Widely-circulated black newspaper, established in 1907 by Edwin Harleston, published by attorney Robert Lee Vann from 1910 until his death in 1940. Rose Wilder Lane wrote a column on issues of race, government, religion, equality, economy, and other subjects for several years in the early 1940s, when Ira Lewis was editor.
“Here in this country, the source of world revolution for human rights, actually teh only Americans who are consciously carrying on this revolution are Americans whose human rights have never been fully recognized for the fantastic reason that their skins are dark. Here am I, an American writer, who for 20 years has been trying–God knows with no help from American intellectuals–to see what is happening in this world; at last I discover the American revolution and for six years I write about it. But in all that time I never saw the American Negro. When I do, it is by the merest chance. I come upon The Courier, then it takes me half a summer to recover from the shock and know what I think. I am sure that there are millions of Maericans as blind and dumb as I was, whose reaction when they see it, will be like mine.” -Rose Wilder Lane to J.A. Rogers, Pittsburgh Courier, October 31, 1942.

Miss Lane
The fall 2010 issue of Independent Review includes David and Linda Beito’s article: “Selling Laissez faire Antiracism to the Black Masses: Rose Wilder Lane and the Pittsburgh Courier” (279-294). This week, several bloggers have mentioned Rose’s columns that appeared weekly from November 7, 1942 until September 8, 1945. The main article I saw via Google alerts is HERE. A note of interest: Rose was fired from her job at the Courier and wrote in a 1965 letter that she didn’t know why she had been fired. No explanation was given by the Courier for Rose’s abrupt disappearance.
Herbert Hoover Library has copies of around twenty columns that were apparently sent to Roger MacBride in 1975. I had copies of these in my files, but it wasn’t until I looked at the Pittsburgh Courier online archives that I realized I was missing over a hundred of Rose’s columns!

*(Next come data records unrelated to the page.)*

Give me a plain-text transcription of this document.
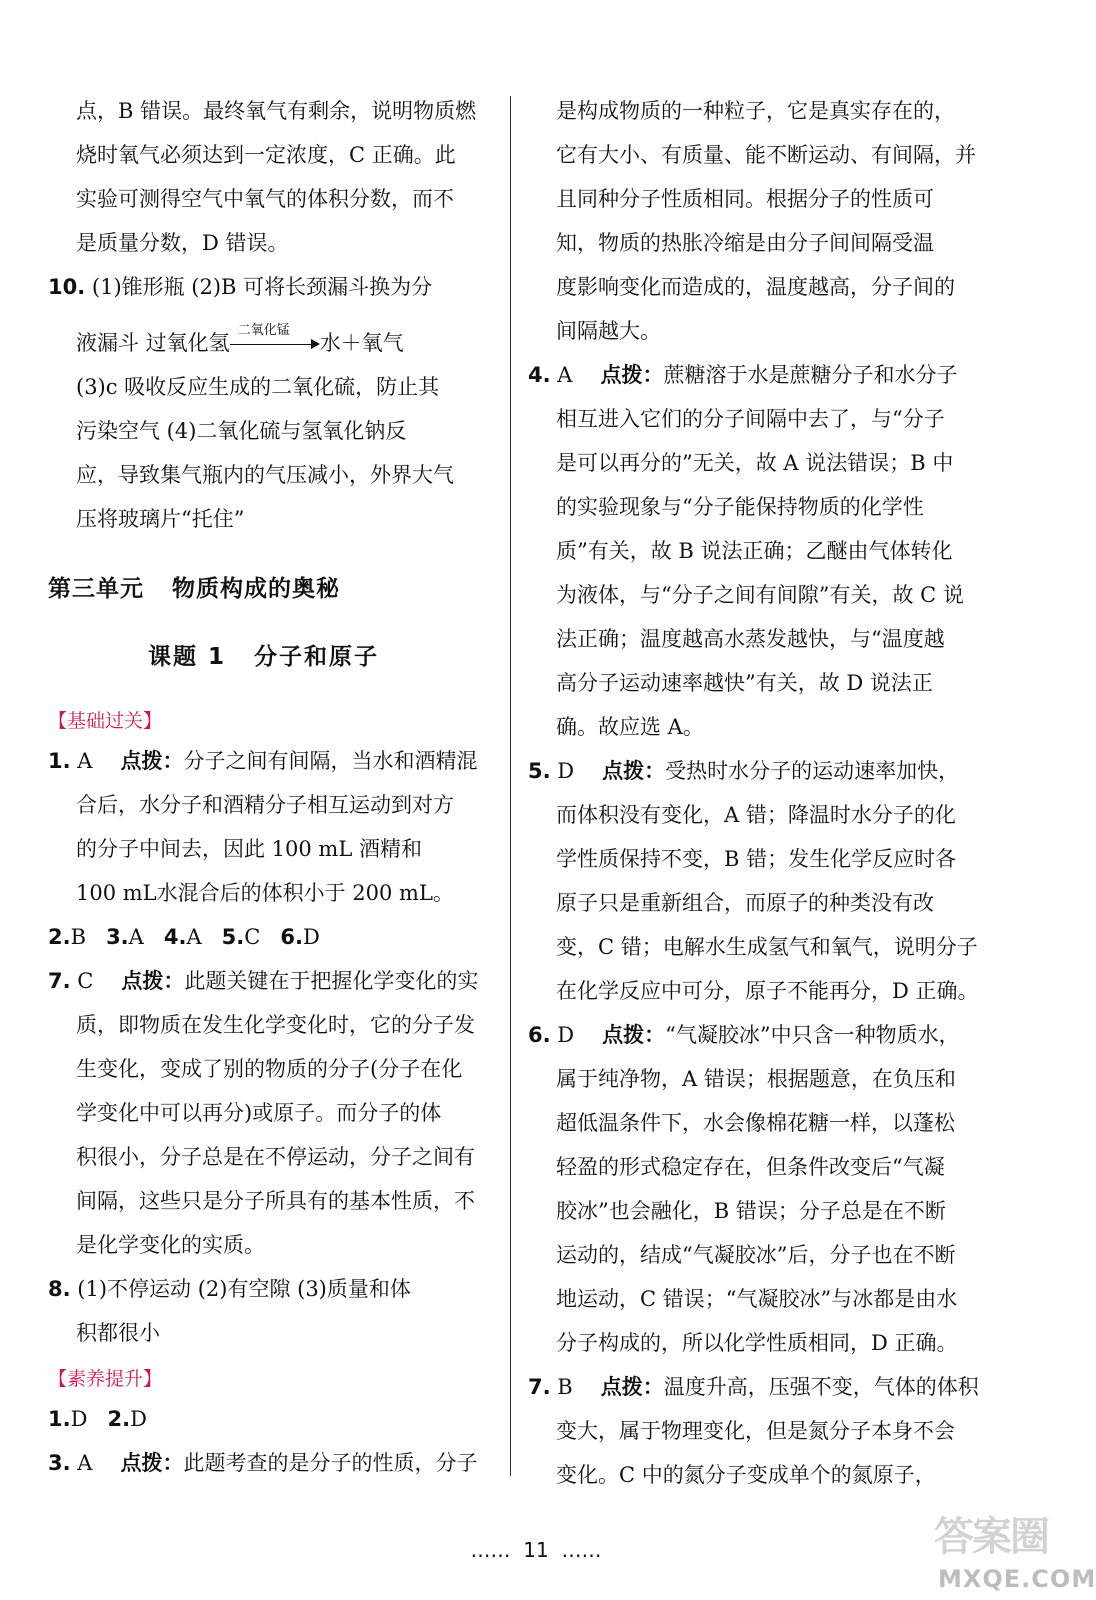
点，B 错误。最终氧气有剩余，说明物质燃
烧时氧气必须达到一定浓度，C 正确。此
实验可测得空气中氧气的体积分数，而不
是质量分数，D 错误。
10. (1)锥形瓶 (2)B 可将长颈漏斗换为分
液漏斗 过氧化氢
二氧化锰
水＋氧气
(3)c 吸收反应生成的二氧化硫，防止其
污染空气 (4)二氧化硫与氢氧化钠反
应，导致集气瓶内的气压减小，外界大气
压将玻璃片“托住”
第三单元 物质构成的奥秘
课题 1 分子和原子
【基础过关】
1. A 点拨：分子之间有间隔，当水和酒精混
合后，水分子和酒精分子相互运动到对方
的分子中间去，因此 100 mL 酒精和
100 mL水混合后的体积小于 200 mL。
2.B 3.A 4.A 5.C 6.D
7. C 点拨：此题关键在于把握化学变化的实
质，即物质在发生化学变化时，它的分子发
生变化，变成了别的物质的分子(分子在化
学变化中可以再分)或原子。而分子的体
积很小，分子总是在不停运动，分子之间有
间隔，这些只是分子所具有的基本性质，不
是化学变化的实质。
8. (1)不停运动 (2)有空隙 (3)质量和体
积都很小
【素养提升】
1.D 2.D
3. A 点拨：此题考查的是分子的性质，分子
是构成物质的一种粒子，它是真实存在的，
它有大小、有质量、能不断运动、有间隔，并
且同种分子性质相同。根据分子的性质可
知，物质的热胀冷缩是由分子间间隔受温
度影响变化而造成的，温度越高，分子间的
间隔越大。
4. A 点拨：蔗糖溶于水是蔗糖分子和水分子
相互进入它们的分子间隔中去了，与“分子
是可以再分的”无关，故 A 说法错误；B 中
的实验现象与“分子能保持物质的化学性
质”有关，故 B 说法正确；乙醚由气体转化
为液体，与“分子之间有间隙”有关，故 C 说
法正确；温度越高水蒸发越快，与“温度越
高分子运动速率越快”有关，故 D 说法正
确。故应选 A。
5. D 点拨：受热时水分子的运动速率加快，
而体积没有变化，A 错；降温时水分子的化
学性质保持不变，B 错；发生化学反应时各
原子只是重新组合，而原子的种类没有改
变，C 错；电解水生成氢气和氧气，说明分子
在化学反应中可分，原子不能再分，D 正确。
6. D 点拨：“气凝胶冰”中只含一种物质水，
属于纯净物，A 错误；根据题意，在负压和
超低温条件下，水会像棉花糖一样，以蓬松
轻盈的形式稳定存在，但条件改变后“气凝
胶冰”也会融化，B 错误；分子总是在不断
运动的，结成“气凝胶冰”后，分子也在不断
地运动，C 错误；“气凝胶冰”与冰都是由水
分子构成的，所以化学性质相同，D 正确。
7. B 点拨：温度升高，压强不变，气体的体积
变大，属于物理变化，但是氮分子本身不会
变化。C 中的氮分子变成单个的氮原子，
…… 11 ……	答案圈
MXQE.COM
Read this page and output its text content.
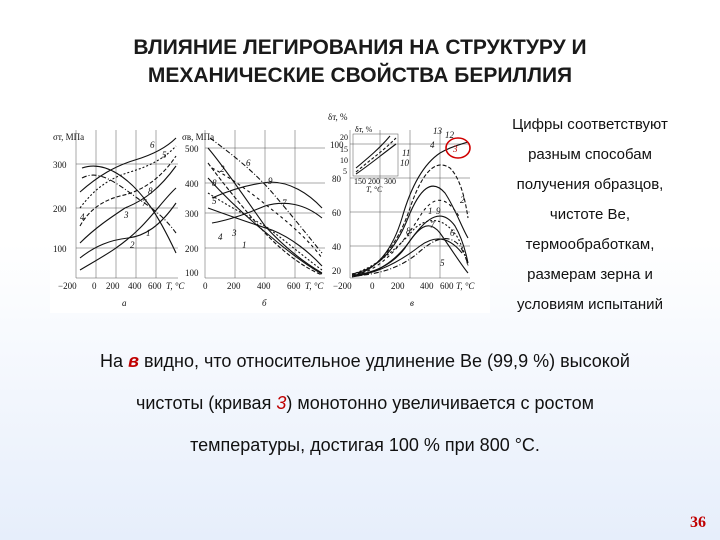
ВЛИЯНИЕ ЛЕГИРОВАНИЯ НА СТРУКТУРУ И
МЕХАНИЧЕСКИЕ СВОЙСТВА БЕРИЛЛИЯ
σт, МПа
300
200
100
−200 0 200 400 600 T, °C
а
σв, МПа
500
400
300
200
100
0 200 400 600 T, °C
б
δт, %
100
80
60
40
20
−200 0 200 400 600 T, °C
в
δт, %
20
15
10
5
150 200 300
T, °C
1
2
3
4
5
6
7
8
1
2
3
4
5
6
7
8	9
1
2
3
4
5
6
7
8
9
10
11
12
13	Цифры соответствуют
разным способам
получения образцов,
чистоте Be,
термообработкам,
размерам зерна и
условиям испытаний
На в видно, что относительное удлинение Ве (99,9 %) высокой
чистоты (кривая 3) монотонно увеличивается с ростом
температуры, достигая 100 % при 800 °С.
36
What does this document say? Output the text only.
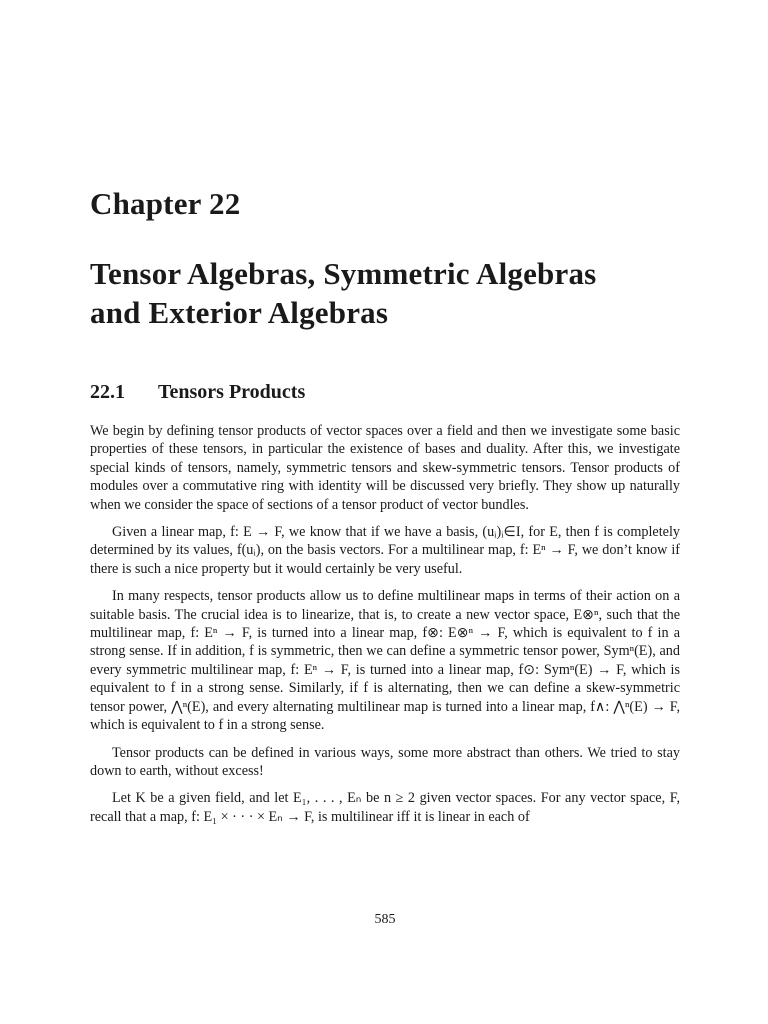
Chapter 22
Tensor Algebras, Symmetric Algebras
and Exterior Algebras
22.1 Tensors Products

We begin by defining tensor products of vector spaces over a field and then we investigate some basic properties of these tensors, in particular the existence of bases and duality. After this, we investigate special kinds of tensors, namely, symmetric tensors and skew-symmetric tensors. Tensor products of modules over a commutative ring with identity will be discussed very briefly. They show up naturally when we consider the space of sections of a tensor product of vector bundles.

Given a linear map, f: E → F, we know that if we have a basis, (uᵢ)ᵢ∈I, for E, then f is completely determined by its values, f(uᵢ), on the basis vectors. For a multilinear map, f: Eⁿ → F, we don’t know if there is such a nice property but it would certainly be very useful.

In many respects, tensor products allow us to define multilinear maps in terms of their action on a suitable basis. The crucial idea is to linearize, that is, to create a new vector space, E⊗ⁿ, such that the multilinear map, f: Eⁿ → F, is turned into a linear map, f⊗: E⊗ⁿ → F, which is equivalent to f in a strong sense. If in addition, f is symmetric, then we can define a symmetric tensor power, Symⁿ(E), and every symmetric multilinear map, f: Eⁿ → F, is turned into a linear map, f⊙: Symⁿ(E) → F, which is equivalent to f in a strong sense. Similarly, if f is alternating, then we can define a skew-symmetric tensor power, ⋀ⁿ(E), and every alternating multilinear map is turned into a linear map, f∧: ⋀ⁿ(E) → F, which is equivalent to f in a strong sense.

Tensor products can be defined in various ways, some more abstract than others. We tried to stay down to earth, without excess!

Let K be a given field, and let E₁, . . . , Eₙ be n ≥ 2 given vector spaces. For any vector space, F, recall that a map, f: E₁ × · · · × Eₙ → F, is multilinear iff it is linear in each of

585
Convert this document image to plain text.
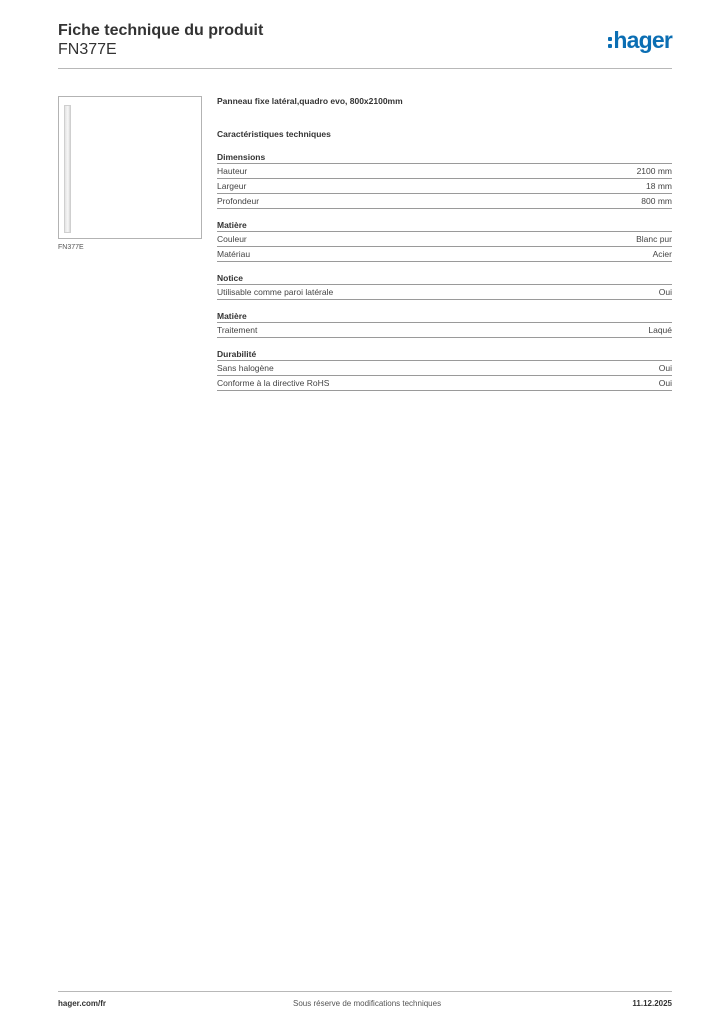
Fiche technique du produit
FN377E	hager
FN377E
Panneau fixe latéral,quadro evo, 800x2100mm
Caractéristiques techniques
Dimensions
Hauteur	2100 mm
Largeur	18 mm
Profondeur	800 mm
Matière
Couleur	Blanc pur
Matériau	Acier
Notice
Utilisable comme paroi latérale	Oui
Matière
Traitement	Laqué
Durabilité
Sans halogène	Oui
Conforme à la directive RoHS	Oui
hager.com/fr	Sous réserve de modifications techniques	11.12.2025
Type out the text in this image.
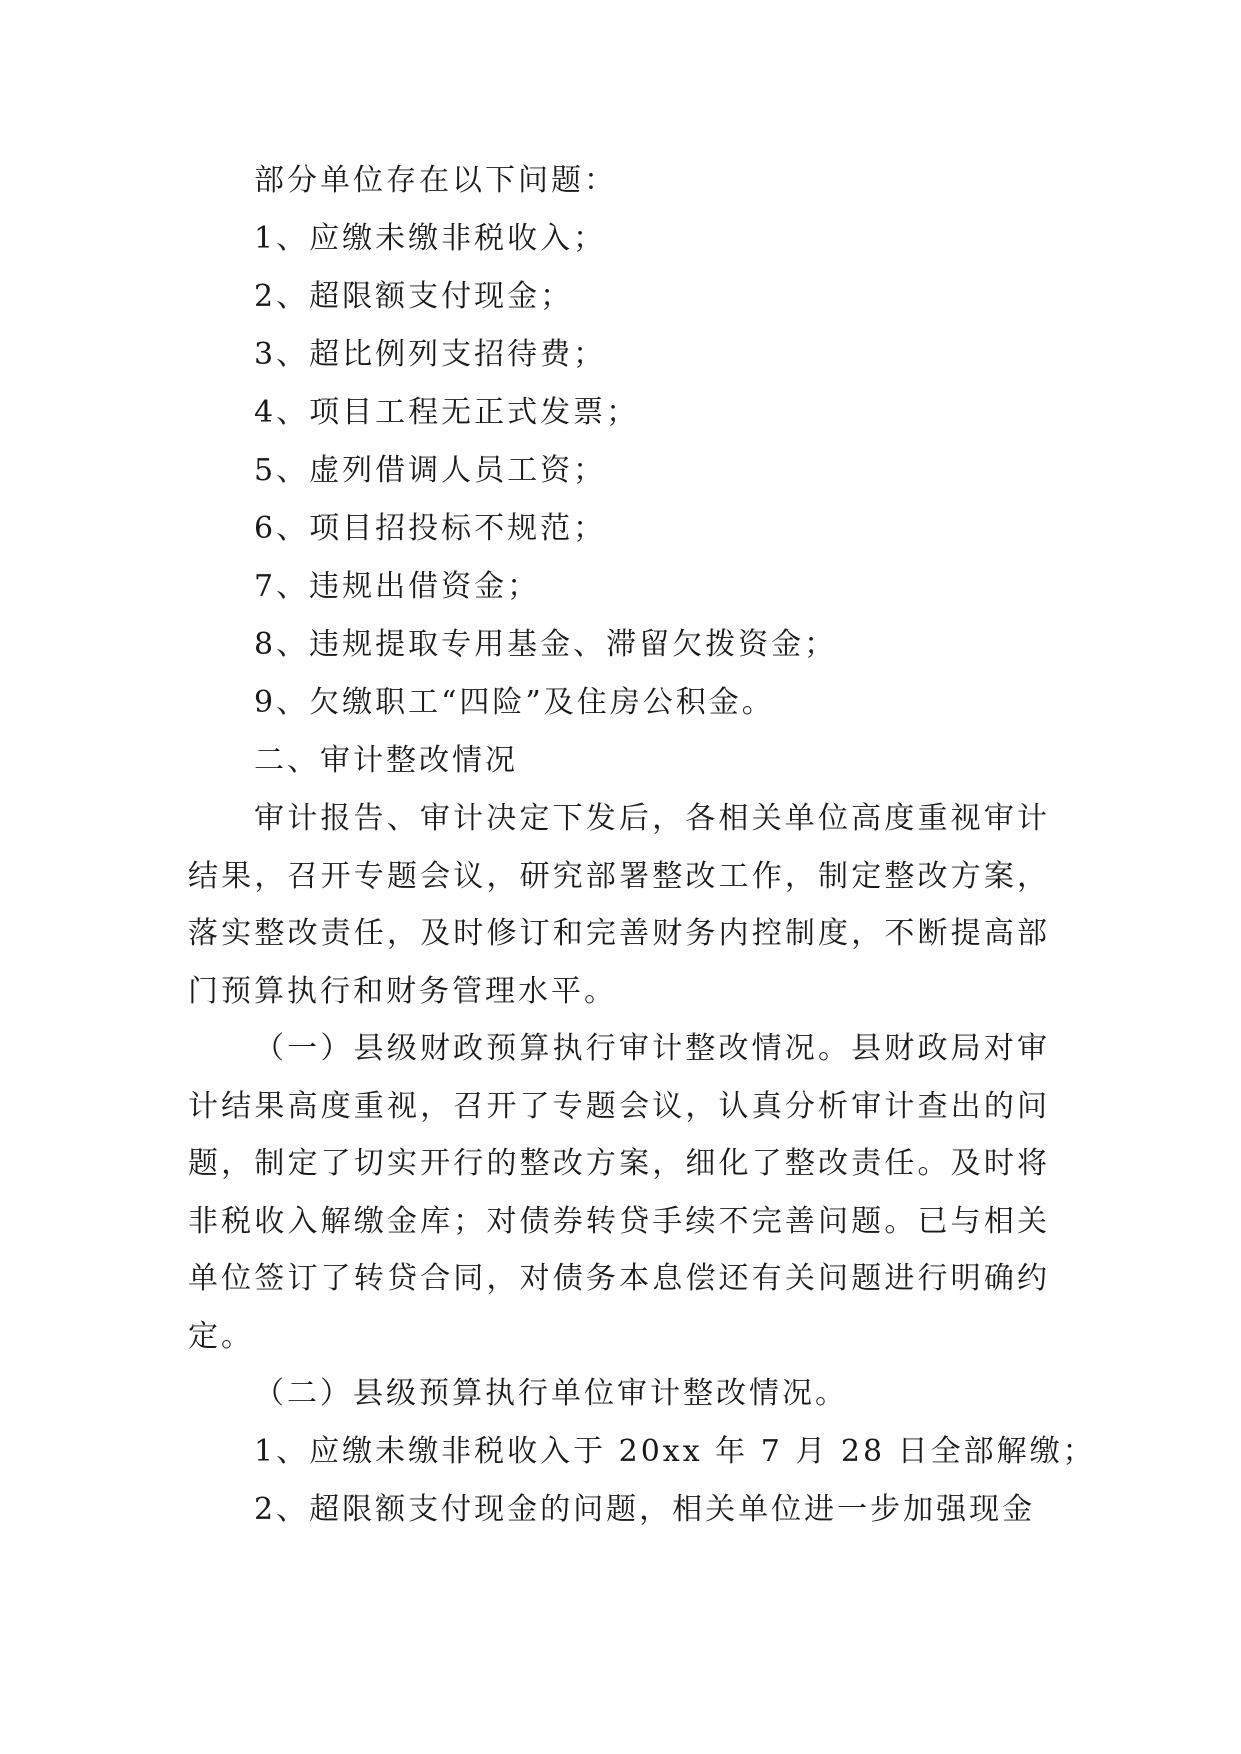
部分单位存在以下问题：

1、应缴未缴非税收入；

2、超限额支付现金；

3、超比例列支招待费；

4、项目工程无正式发票；

5、虚列借调人员工资；

6、项目招投标不规范；

7、违规出借资金；

8、违规提取专用基金、滞留欠拨资金；

9、欠缴职工“四险”及住房公积金。

二、审计整改情况

审计报告、审计决定下发后，各相关单位高度重视审计结果，召开专题会议，研究部署整改工作，制定整改方案，落实整改责任，及时修订和完善财务内控制度，不断提高部门预算执行和财务管理水平。

（一）县级财政预算执行审计整改情况。县财政局对审计结果高度重视，召开了专题会议，认真分析审计查出的问题，制定了切实开行的整改方案，细化了整改责任。及时将非税收入解缴金库；对债券转贷手续不完善问题。已与相关单位签订了转贷合同，对债务本息偿还有关问题进行明确约定。

（二）县级预算执行单位审计整改情况。

1、应缴未缴非税收入于 20xx 年 7 月 28 日全部解缴；

2、超限额支付现金的问题，相关单位进一步加强现金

One blogger lamented the fact that Rose’s columns weren’t available to the reading public. Well, they are. The Courier online archives has several options that allow you to save and print the columns; the most it will cost you is under thirty bucks. You’ll also find a number of letters to the editor and other columns that mention both Laura Ingalls Wilder and daughter Rose, plus excellent book reviews. The archive service is through ProQuest, so if you have access via your public or school library, you may not have to pay even one thin dime for your own set of “Rose Lane Says” columns, all 136 of them.
Ive updated my bibliography to include the individual columns; search for Pittsburgh Courier and click on the page number at the end of each article to open the page on newspapers[.]com. Although the archive is a pay site, you can sign up for a free month, which should give you more than enough time to download or print out all of Rose’s articles. You’ll probably find a wealth of other LIW and RWL articles to justify a subscription.
In 2024, David Beito and Marcus Witcher published Rose Lane Says: Thoughts on Race, Liberty, and Equality, 1942-1945, a compilation of Rose’s Courier columns.